GIBBONS, Chief Judge, and WEIS and SLOVITER, Circuit Judges.
Michael R. Monkelis appeals from a summary judgment in favor of his former employer, Mobay Chemical. His complaint alleges federal jurisdiction based on alleged violations of 29 U.S.C. § 1140, and pendent state law claims. The district court, applying a borrowed six year state law statute of limitations, concluded that Monkelis' federal law claim was time barred, and declined to exercise pendent jurisdiction over the state law claims.

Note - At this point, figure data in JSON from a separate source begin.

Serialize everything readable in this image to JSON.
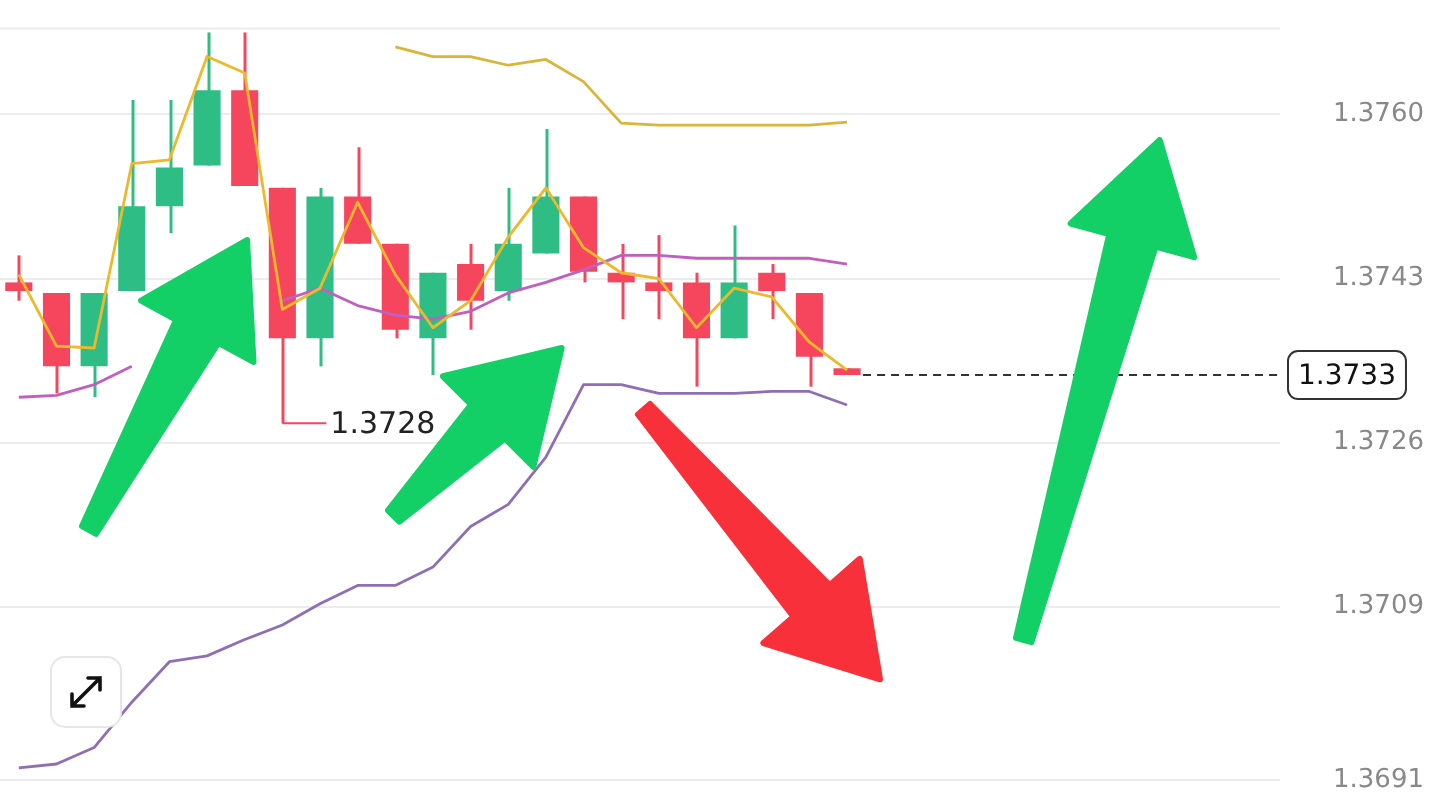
{
  "chart_data": {
    "type": "candlestick",
    "categories": [
      null,
      null,
      null,
      null,
      null,
      null,
      null,
      null,
      null,
      null,
      null,
      null,
      null,
      null,
      null,
      null,
      null,
      null,
      null,
      null,
      null,
      null,
      null,
      null,
      null,
      null,
      null,
      null,
      null,
      null,
      null,
      null,
      null,
      null
    ],
    "ohlc": [
      [
        1.37426,
        1.37454,
        1.37407,
        1.37417
      ],
      [
        1.37415,
        1.37415,
        1.37311,
        1.37339
      ],
      [
        1.37339,
        1.37415,
        1.37307,
        1.37415
      ],
      [
        1.37417,
        1.37615,
        1.37417,
        1.37505
      ],
      [
        1.37505,
        1.37615,
        1.37477,
        1.37545
      ],
      [
        1.37547,
        1.37685,
        1.37547,
        1.37625
      ],
      [
        1.37625,
        1.37685,
        1.37526,
        1.37526
      ],
      [
        1.37524,
        1.37524,
        1.3728,
        1.37368
      ],
      [
        1.37368,
        1.37524,
        1.37339,
        1.37515
      ],
      [
        1.37515,
        1.37566,
        1.37466,
        1.37466
      ],
      [
        1.37466,
        1.37466,
        1.37368,
        1.37377
      ],
      [
        1.37368,
        1.37436,
        1.3733,
        1.37436
      ],
      [
        1.37445,
        1.37466,
        1.37377,
        1.37407
      ],
      [
        1.37417,
        1.37524,
        1.37407,
        1.37466
      ],
      [
        1.37456,
        1.37585,
        1.37456,
        1.37515
      ],
      [
        1.37515,
        1.37515,
        1.37426,
        1.37437
      ],
      [
        1.37436,
        1.37466,
        1.37388,
        1.37426
      ],
      [
        1.37426,
        1.37475,
        1.37388,
        1.37417
      ],
      [
        1.37426,
        1.37436,
        1.37318,
        1.37368
      ],
      [
        1.37368,
        1.37485,
        1.37368,
        1.37426
      ],
      [
        1.37436,
        1.37445,
        1.37388,
        1.37417
      ],
      [
        1.37415,
        1.37415,
        1.37318,
        1.37349
      ],
      [
        1.37337,
        1.37337,
        1.3733,
        1.3733
      ],
      null,
      null,
      null,
      null,
      null,
      null,
      null,
      null,
      null,
      null,
      null
    ],
    "colors": [
      "#f6465d",
      "#f6465d",
      "#2ebd85",
      "#2ebd85",
      "#2ebd85",
      "#2ebd85",
      "#f6465d",
      "#f6465d",
      "#2ebd85",
      "#f6465d",
      "#f6465d",
      "#2ebd85",
      "#f6465d",
      "#2ebd85",
      "#2ebd85",
      "#f6465d",
      "#f6465d",
      "#f6465d",
      "#f6465d",
      "#2ebd85",
      "#f6465d",
      "#f6465d",
      "#f6465d",
      null,
      null,
      null,
      null,
      null,
      null,
      null,
      null,
      null,
      null,
      null
    ],
    "series": [
      {
        "type": "line",
        "color": "#ecb92c",
        "values": [
          1.37434,
          1.3736,
          1.37358,
          1.37549,
          1.37553,
          1.3766,
          1.37643,
          1.37398,
          1.3742,
          1.37509,
          1.37434,
          1.37379,
          1.37407,
          1.37473,
          1.37524,
          1.37462,
          1.37436,
          1.3743,
          1.37379,
          1.3742,
          1.37411,
          1.37364,
          1.37335,
          null,
          null,
          null,
          null,
          null,
          null,
          null,
          null,
          null,
          null,
          null
        ]
      },
      {
        "type": "line",
        "color": "#c05fc0",
        "values": [
          1.37307,
          1.37309,
          1.3732,
          1.37339,
          null,
          null,
          null,
          1.37407,
          1.3742,
          1.37402,
          1.37392,
          1.37388,
          1.37396,
          1.37415,
          1.37426,
          1.37439,
          1.37454,
          1.37454,
          1.37451,
          1.37451,
          1.37451,
          1.37451,
          1.37445,
          null,
          null,
          null,
          null,
          null,
          null,
          null,
          null,
          null,
          null,
          null
        ]
      },
      {
        "type": "line",
        "color": "#d9b53a",
        "values": [
          null,
          null,
          null,
          null,
          null,
          null,
          null,
          null,
          null,
          null,
          1.3767,
          1.3766,
          1.3766,
          1.37651,
          1.37657,
          1.37634,
          1.37591,
          1.37589,
          1.37589,
          1.37589,
          1.37589,
          1.37589,
          1.37592,
          null,
          null,
          null,
          null,
          null,
          null,
          null,
          null,
          null,
          null,
          null
        ]
      },
      {
        "type": "line",
        "color": "#8e6fb5",
        "values": [
          1.36923,
          1.36927,
          1.36944,
          1.36991,
          1.37033,
          1.37039,
          1.37056,
          1.37071,
          1.37093,
          1.37112,
          1.37112,
          1.37131,
          1.37173,
          1.37196,
          1.37245,
          1.3732,
          1.3732,
          1.37311,
          1.37311,
          1.37311,
          1.37313,
          1.37313,
          1.37299,
          null,
          null,
          null,
          null,
          null,
          null,
          null,
          null,
          null,
          null,
          null
        ]
      }
    ],
    "ylim": [
      1.3691,
      1.3769
    ],
    "yticks": [
      {
        "value": 1.376,
        "label": "1.3760"
      },
      1.3743,
      1.3726,
      1.3709,
      1.3691
    ],
    "grid": "y",
    "tick_labels": "y",
    "marker": "none",
    "ref_lines": [
      {
        "axis": "y",
        "value": 1.3733,
        "label": "1.3733",
        "color": "#333333",
        "line_style": "dashed"
      }
    ],
    "annotations": [
      "1.3728"
    ]
  }
}
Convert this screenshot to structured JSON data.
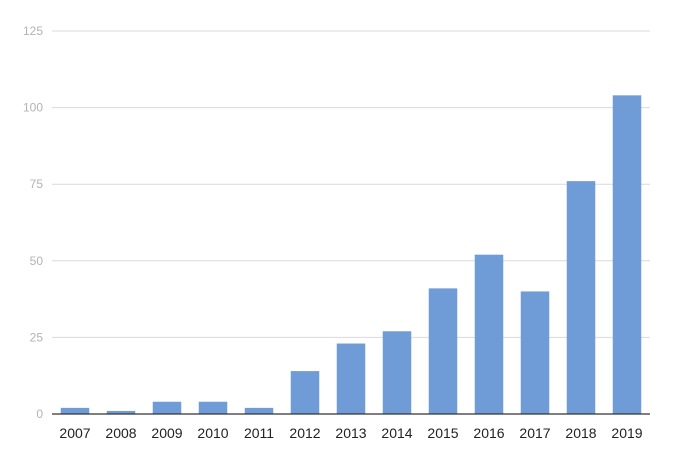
{
  "chart_data": {
    "type": "bar",
    "title": "",
    "xlabel": "",
    "ylabel": "",
    "categories": [
      "2007",
      "2008",
      "2009",
      "2010",
      "2011",
      "2012",
      "2013",
      "2014",
      "2015",
      "2016",
      "2017",
      "2018",
      "2019"
    ],
    "values": [
      2,
      1,
      4,
      4,
      2,
      14,
      23,
      27,
      41,
      52,
      40,
      76,
      104
    ],
    "ylim": [
      0,
      125
    ],
    "yticks": [
      0,
      25,
      50,
      75,
      100,
      125
    ],
    "grid": true,
    "legend": "none",
    "bar_color": "#6f9bd6"
  }
}
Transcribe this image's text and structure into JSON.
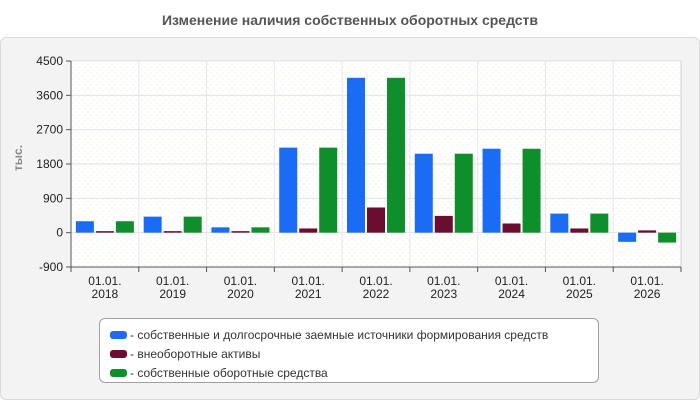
{
  "chart_data": {
    "type": "bar",
    "title": "Изменение наличия собственных оборотных средств",
    "ylabel": "тыс.",
    "xlabel": "",
    "ylim": [
      -900,
      4500
    ],
    "yticks": [
      "4500",
      "3600",
      "2700",
      "1800",
      "900",
      "0",
      "-900"
    ],
    "ytick_values": [
      4500,
      3600,
      2700,
      1800,
      900,
      0,
      -900
    ],
    "categories": [
      [
        "01.01.",
        "2018"
      ],
      [
        "01.01.",
        "2019"
      ],
      [
        "01.01.",
        "2020"
      ],
      [
        "01.01.",
        "2021"
      ],
      [
        "01.01.",
        "2022"
      ],
      [
        "01.01.",
        "2023"
      ],
      [
        "01.01.",
        "2024"
      ],
      [
        "01.01.",
        "2025"
      ],
      [
        "01.01.",
        "2026"
      ]
    ],
    "series": [
      {
        "name": "- собственные и долгосрочные заемные источники формирования средств",
        "color": "#1a6cf5",
        "values": [
          300,
          420,
          140,
          2230,
          4060,
          2070,
          2200,
          500,
          -240
        ]
      },
      {
        "name": "- внеоборотные активы",
        "color": "#6b0d2e",
        "values": [
          40,
          40,
          40,
          110,
          660,
          440,
          240,
          110,
          60
        ]
      },
      {
        "name": "- собственные оборотные средства",
        "color": "#0f8f2c",
        "values": [
          300,
          420,
          140,
          2230,
          4060,
          2070,
          2200,
          500,
          -260
        ]
      }
    ],
    "grid": true,
    "legend_position": "bottom"
  }
}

Monkelis contends the trial court erred in holding that his complaint was untimely. The last day of his employment was April 11, 1980. His complaint was filed on Monday, April 14, 1986. We conclude that, contrary to plaintiffs' contention the statute of limitations expires on the anniversary date of the event, not the day following. In determining the final date of the limitations period, we follow the method of calculation used in Fed. Rule Civ. P. 6(a) at least in nondiversity cases. See Lawson v. Conyers Chrysler, Plymouth, 600 F.2d 465 (5th Cir. 1979); Bledsoe v. HUD, 398 F. Supp. 315, 320 (E.D. Pa. 1975), Wright & Miller, Red. Practice & Procedure § 1163. Assuming, without deciding, that a six year limitation period applies, the statute in this case expired on Friday, April 11, 1986. Thus, it avails the plaintiffs nothing to exclude Saturday and Sunday, April 12 and 13 as permitted by Fed. R. Civ. P. 6(a). Monday, April 14, the day on which the complaint was filed was still one calculable day late. Thus we agree that the action was time barred. Monkelis relying on Bonham v. Dresser Industries, Inc., 569 F.2d 187 (3d Cir.), cert. denied, 439 U.S. 821, 58 L. Ed. 2d 113, 99 S. Ct. 87 (1978), urges that the statute of limitations was tolled until April 28, 1980, when Mobay finally notified him that his request for reconsideration of the termination had been denied. Bonham lends no support. The termination on April 11, 1980 was final and unequivocal. See Delaware State College v. Ricks, 449 U.S. 250, 66 L. Ed. 2d 431, 101 S. Ct. 498 (1980).
Since we hold that the district court did not err in granting summary judgment on statute of limitation grounds there is no need to address Mobay's alternative ground for affirmance, the judgment preclusion effect of a Pennsylvania State Court judgment in Mobay's favor.